= Ska Weekend =

Music festival in Knoxville, Tennessee

Ska Weekend is a music festival in Knoxville, TN, United States, that began in 2003 with only a few bands and has grown to be one of the largest gatherings of ska musicians in the country.

==Popularity==

The festival is touted as the largest ska festival in the country by its organizer Ben Altom. The event usually takes place during the spring, but the two most recent festivals have been moved to Summer (Ska Weekend 2008 was July 19)
The Event draws some of the most popular ska, punk and rocksteady bands in Northern America (The Planet Smashers, The Know How, mu330, Catch 22, Go Jimmy Go, Mustard Plug, Royal City Riot, SGR, High School Football Heroes, Last Martyrs of a Lost Cause, The Taj Motel Trio, 50:50 Shot and Perfect Orange have all played at the festival) it also routinely attracts more than 1,000 people.

==History==
Ben Altom held first Ska Weekend at Brick Yard Blues restaurant in Powell, TN in 2003. There were only about five bands there. All of those bands were friends of Ben's that he met while touring with Perfect Orange, the ska band Ben played with while in college. In order to provide more space the next year it moved to Market Square in Knoxville's downtown. Since 2005 the festival had been held in Knoxville's historic Old City. In 2008, Ska Weekend moved to World's Fair Park in Knoxville where the 1982 World's Fair was held.

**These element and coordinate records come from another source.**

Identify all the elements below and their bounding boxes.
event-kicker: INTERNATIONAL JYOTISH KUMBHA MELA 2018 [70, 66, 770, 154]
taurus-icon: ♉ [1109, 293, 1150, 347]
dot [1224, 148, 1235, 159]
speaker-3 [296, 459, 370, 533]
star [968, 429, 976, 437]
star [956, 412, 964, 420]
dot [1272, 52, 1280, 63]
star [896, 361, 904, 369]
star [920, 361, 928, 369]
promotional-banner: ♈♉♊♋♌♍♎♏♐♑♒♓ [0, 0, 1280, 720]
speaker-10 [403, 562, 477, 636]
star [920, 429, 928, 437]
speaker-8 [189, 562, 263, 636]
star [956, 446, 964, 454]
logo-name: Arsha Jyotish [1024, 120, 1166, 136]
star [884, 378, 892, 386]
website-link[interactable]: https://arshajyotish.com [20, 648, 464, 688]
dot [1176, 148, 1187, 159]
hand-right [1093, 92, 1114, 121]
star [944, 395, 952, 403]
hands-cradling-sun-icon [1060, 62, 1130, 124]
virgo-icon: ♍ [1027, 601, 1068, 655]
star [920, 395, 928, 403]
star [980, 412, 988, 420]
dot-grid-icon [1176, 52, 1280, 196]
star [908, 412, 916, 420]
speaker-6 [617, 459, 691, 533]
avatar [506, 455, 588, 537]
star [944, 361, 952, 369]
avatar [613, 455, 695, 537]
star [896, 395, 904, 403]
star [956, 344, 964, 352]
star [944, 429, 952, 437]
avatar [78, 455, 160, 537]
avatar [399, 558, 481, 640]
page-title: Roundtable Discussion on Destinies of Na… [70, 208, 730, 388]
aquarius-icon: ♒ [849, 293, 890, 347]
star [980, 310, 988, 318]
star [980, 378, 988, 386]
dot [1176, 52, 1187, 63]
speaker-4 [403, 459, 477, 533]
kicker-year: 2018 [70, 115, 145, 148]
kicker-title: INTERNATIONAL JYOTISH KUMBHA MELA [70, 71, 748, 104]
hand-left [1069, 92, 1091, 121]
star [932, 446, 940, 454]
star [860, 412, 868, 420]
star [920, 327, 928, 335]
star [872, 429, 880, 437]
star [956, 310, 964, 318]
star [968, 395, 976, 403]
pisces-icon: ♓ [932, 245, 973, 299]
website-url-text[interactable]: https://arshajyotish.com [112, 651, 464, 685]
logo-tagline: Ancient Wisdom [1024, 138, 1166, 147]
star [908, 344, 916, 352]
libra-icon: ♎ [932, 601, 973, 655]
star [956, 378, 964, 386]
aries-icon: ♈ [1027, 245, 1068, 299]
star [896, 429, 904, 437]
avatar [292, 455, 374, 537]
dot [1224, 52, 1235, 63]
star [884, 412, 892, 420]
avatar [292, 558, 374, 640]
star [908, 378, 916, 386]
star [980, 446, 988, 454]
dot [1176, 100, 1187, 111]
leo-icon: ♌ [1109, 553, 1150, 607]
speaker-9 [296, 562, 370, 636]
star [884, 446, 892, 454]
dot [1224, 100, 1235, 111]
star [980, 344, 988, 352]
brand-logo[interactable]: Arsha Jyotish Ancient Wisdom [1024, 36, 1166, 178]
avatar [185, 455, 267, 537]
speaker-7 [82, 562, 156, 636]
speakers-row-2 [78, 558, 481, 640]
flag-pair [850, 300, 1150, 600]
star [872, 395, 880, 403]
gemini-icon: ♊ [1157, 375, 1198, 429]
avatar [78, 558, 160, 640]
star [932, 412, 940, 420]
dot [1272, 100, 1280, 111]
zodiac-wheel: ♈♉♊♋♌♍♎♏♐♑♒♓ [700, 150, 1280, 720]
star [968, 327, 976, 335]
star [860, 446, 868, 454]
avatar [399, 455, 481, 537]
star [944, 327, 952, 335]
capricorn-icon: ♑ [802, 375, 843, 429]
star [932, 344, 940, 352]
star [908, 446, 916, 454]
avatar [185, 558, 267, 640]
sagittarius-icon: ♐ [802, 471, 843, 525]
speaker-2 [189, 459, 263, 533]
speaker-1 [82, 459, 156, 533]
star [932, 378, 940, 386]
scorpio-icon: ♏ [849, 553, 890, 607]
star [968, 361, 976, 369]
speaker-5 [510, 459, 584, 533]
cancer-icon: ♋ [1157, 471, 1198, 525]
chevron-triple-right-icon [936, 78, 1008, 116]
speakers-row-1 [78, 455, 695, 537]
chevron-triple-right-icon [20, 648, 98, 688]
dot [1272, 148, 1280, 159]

Ska Weekend also teamed up with Second Harvest in 2004 and turned the show into a charity and requests everyone to bring 5 cans of food to donate, along with admission. Proceeds from the show go to help Second Harvest Food Bank of East Tennessee.

===Ska Weekend 2008 Bands===

- 50:50 Shot
- In The Face
- The Disregardables
- Bigger Thomas
- Murphy's Kids
- Stuck Lucky
- Fatter Than Albert
- Stereohype
- Hub City Stompers
- Royal City Riot
- Chase Long Beach
- The Taj Motel Trio
- The Hits
- Aka Rudie
- Matt Wixson
- Mad-E Ruthless
- 7 Step Drop
- Green Room Rockers
- Marx Revolution
- The Hoodingys

===Ska Weekend 2007 Bands===

- Mustard Plug
- Voodoo Glow Skulls
- The Slackers
- Westbound Train
- Deal's Gone Bad
- Manic Sewing Circle
- King Django
- Mile 21
- The Hits
- Monkey
- Royal City Riot
- Fatter Than Albert
- Natti Love Joys
- Dr. Ring-Ding
- Case Of The Mondays
- Shakedown
- Stuck Lucky
- The Pietasters
- We Are the Union
- In The Face
- Last Martyrs of a Lost Cause
- Eastern Standard Time
- Fat Penguin
- Steadfast United
- Siafu*
- The final band selected by fans voting on the festival's website.

==Organization==
In 2003 and 2004 the festival had only one stage, but since 2005 there have been four stages. Bands are scheduled to play 30-minute sets. There is a 15-minute delay between each stage's start time, which means that at least two bands are playing at all times while the other two stages are being set up.